Os dados, do Banco de Portugal, constam do Relatório de Estabilidade Financeira de maio de 2025, que dá mais detalhes sobre os créditos realizados com garantia pública no primeiro trimestre deste ano.
De acordo com o supervisor, entre janeiro e março, o crédito com garantia representou 9% do número e 13% do montante total dos novos contratos de crédito para compra de casa. “Quando considerados apenas os mutuários elegíveis — com e sem garantia — verifica-se que 59% dos novos contratos a mutuários elegíveis não recorreram à garantia. No crédito concedido a mutuários elegíveis no primeiro trimestre de 2025, 44% do montante é ao abrigo do regime da garantia”, revela o relatório.
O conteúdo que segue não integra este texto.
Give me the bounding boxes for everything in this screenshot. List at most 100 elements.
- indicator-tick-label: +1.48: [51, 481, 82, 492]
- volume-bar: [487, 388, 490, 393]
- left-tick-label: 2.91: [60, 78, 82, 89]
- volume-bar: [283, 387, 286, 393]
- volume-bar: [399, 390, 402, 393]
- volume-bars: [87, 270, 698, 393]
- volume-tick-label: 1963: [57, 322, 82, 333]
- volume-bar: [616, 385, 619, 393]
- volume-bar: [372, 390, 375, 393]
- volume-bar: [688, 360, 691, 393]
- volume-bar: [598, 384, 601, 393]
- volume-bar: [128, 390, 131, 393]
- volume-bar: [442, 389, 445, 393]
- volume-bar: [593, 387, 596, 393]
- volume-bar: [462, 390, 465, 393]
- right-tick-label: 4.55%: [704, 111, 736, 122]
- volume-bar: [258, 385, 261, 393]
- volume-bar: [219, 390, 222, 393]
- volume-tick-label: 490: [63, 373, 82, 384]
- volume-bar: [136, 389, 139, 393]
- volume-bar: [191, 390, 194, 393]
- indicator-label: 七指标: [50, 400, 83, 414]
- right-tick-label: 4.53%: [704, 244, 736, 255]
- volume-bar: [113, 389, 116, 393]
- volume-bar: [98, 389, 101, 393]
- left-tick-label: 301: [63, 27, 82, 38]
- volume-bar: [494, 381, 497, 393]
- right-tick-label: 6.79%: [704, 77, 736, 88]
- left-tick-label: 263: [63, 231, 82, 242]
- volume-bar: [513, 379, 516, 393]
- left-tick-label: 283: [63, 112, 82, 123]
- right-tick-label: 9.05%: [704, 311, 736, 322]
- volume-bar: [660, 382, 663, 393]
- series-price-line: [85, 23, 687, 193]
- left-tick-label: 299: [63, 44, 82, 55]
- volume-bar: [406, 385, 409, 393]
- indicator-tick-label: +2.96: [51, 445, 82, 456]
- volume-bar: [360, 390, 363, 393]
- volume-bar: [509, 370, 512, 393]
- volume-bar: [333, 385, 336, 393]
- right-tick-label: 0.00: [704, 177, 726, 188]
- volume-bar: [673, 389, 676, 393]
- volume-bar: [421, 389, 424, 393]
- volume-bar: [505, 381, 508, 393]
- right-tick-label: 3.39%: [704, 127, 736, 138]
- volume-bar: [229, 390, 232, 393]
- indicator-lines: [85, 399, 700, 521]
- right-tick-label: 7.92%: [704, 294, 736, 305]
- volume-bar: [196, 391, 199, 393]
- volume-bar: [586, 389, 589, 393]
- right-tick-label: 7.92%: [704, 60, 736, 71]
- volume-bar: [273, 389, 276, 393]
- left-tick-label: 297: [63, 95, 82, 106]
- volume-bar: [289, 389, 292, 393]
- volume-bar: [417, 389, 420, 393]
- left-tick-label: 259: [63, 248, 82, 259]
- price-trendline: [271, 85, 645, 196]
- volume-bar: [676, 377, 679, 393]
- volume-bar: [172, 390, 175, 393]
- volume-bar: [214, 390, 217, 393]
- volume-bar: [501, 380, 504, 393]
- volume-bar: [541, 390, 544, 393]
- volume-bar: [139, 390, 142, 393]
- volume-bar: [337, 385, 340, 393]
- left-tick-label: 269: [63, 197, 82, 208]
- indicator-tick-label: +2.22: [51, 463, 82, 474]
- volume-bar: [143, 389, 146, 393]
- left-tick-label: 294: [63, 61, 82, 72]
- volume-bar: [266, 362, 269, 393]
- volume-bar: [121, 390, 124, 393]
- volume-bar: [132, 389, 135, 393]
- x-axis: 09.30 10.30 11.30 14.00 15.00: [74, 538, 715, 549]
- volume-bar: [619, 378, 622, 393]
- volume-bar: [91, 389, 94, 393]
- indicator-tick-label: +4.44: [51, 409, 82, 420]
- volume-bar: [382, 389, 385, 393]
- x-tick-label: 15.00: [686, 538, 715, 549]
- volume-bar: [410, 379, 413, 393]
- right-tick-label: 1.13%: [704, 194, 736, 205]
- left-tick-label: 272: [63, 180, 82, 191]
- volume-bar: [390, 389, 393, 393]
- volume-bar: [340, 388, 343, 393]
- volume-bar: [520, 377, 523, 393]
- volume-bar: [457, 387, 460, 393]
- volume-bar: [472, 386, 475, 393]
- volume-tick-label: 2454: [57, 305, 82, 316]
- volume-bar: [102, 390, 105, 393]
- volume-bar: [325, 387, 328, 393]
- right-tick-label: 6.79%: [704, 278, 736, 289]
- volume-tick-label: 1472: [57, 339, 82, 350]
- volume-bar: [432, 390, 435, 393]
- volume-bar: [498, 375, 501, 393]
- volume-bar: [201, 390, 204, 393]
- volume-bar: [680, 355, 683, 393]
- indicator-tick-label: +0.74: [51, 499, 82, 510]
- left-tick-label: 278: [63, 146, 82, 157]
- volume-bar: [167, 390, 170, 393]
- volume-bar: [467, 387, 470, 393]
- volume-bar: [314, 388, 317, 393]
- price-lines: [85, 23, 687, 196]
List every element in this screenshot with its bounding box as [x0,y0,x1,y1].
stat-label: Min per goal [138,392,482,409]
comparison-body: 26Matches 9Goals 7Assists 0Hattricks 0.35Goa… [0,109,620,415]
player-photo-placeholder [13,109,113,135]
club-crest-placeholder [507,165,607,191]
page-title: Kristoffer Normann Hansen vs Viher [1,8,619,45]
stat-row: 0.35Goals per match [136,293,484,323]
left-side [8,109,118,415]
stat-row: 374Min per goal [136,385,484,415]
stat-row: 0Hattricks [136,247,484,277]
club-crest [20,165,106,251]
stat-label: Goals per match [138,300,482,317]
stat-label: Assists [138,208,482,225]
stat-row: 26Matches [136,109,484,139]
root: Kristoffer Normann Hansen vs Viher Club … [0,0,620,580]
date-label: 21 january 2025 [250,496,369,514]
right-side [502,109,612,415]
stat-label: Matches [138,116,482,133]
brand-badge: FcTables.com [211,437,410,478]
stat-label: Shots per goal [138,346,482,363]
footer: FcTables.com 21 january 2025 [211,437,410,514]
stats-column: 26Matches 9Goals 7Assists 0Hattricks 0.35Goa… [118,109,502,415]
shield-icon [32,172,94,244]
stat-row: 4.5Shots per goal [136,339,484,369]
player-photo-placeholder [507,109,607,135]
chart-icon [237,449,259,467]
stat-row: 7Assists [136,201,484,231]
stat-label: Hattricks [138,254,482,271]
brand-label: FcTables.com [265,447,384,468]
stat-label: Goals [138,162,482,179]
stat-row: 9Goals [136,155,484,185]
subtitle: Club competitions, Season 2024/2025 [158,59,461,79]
Jovens que recorreram à garantia pública têm rendimentos mais altos
Segundo o Banco de Portugal, os jovens que recorreram a este regime, em vigor desde janeiro deste ano, têm rendimentos mais elevados do que aqueles que obtêm crédito sem utilizar a ajuda do Estado para garantir a percentagem do empréstimo não financiada pelos bancos. Diz o relatório que “os mutuários com rendimentos mais baixos têm uma representatividade inferior neste regime, tanto em montante de crédito como em número de contratos, quando comparados com os mutuários elegíveis”.
Já no que respeita à localização dos imóveis adquiridos no âmbito do regime, a maioria concentrou-se nas áreas metropolitanas de Lisboa e do Porto, com destaque para os concelhos de Sintra, Vila Nova de Gaia e Seixal.
No total das instituições bancárias que aderiram ao protocolo para aceder à garantia do Estado, o montante concedido situou-se em 10% do montante máximo disponível, com algumas a usarem mais de 30% do limite atribuído e outras a não chegaram a 5%.